The fraudulent accounting practices that led to this monumental failure were complicated, and the cleverly named energy scams like "Death Star" and "Fat Boy" are still not understood by most people. Even the company's former CEO, Kenneth "Kenny Boy" Lay claims to have been clueless about the fraudulent goings-on at Enron.

What soon became clear to everyone was that this company was definitiely going to need a new name. In the first quarter of 2002, NPR's listeners, many of them probably still reeling from the personal financial impact of the collapse of Enron, offered suggestions for a new name including End-Run, Enwrong, and Moron. The people hated Enron. So much, the Houston Astros paid Enron $5 Million to get the damned name off their baseball field.

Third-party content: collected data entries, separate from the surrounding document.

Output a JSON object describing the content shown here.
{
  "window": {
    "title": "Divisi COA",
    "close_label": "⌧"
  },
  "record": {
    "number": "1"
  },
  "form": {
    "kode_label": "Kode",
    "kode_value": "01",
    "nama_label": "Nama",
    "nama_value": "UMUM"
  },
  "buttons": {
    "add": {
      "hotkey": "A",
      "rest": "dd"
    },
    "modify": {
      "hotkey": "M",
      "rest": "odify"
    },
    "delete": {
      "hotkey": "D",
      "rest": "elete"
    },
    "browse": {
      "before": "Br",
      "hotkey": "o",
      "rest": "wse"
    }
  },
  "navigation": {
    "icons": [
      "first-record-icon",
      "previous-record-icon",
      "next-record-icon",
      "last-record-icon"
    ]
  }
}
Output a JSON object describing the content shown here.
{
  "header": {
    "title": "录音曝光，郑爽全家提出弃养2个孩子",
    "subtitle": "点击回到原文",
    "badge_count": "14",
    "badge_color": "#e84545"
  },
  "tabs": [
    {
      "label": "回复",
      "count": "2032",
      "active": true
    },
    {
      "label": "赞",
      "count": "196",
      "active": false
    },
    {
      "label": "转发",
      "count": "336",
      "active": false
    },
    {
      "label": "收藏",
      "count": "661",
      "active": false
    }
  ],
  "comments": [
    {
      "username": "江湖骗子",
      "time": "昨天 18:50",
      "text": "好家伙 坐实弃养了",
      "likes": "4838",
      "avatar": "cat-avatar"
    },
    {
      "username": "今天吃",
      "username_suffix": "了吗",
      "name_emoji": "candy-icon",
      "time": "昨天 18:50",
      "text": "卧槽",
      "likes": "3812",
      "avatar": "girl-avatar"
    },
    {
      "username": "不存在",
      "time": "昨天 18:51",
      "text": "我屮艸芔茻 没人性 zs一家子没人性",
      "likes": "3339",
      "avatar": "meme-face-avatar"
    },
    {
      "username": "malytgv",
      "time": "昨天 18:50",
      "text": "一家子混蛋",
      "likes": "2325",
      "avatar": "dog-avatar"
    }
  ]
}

Two years later, a federal judge has now cleared the way for the Enron corporation to emerge from bankruptcy protection. Its corporate identity will fade into history, but the Enron name will continue on the record in criminal prosecutions and civil litigation, and in the vernacular as a synonym for executive greed and corporate malfeasance. After the sale of most of the assets of Enron in the bankruptcy, the remaining Enron holdings will be managed and operated under the name Prisma Energy International.

It is not known if company executives consulted Houston Astrologers to divine this name, or if they checked a dictionary to see if a prism is really "a medium that distorts, slants, or colors whatever is viewed through it." It doesn't matter--as long as it's not called Enron.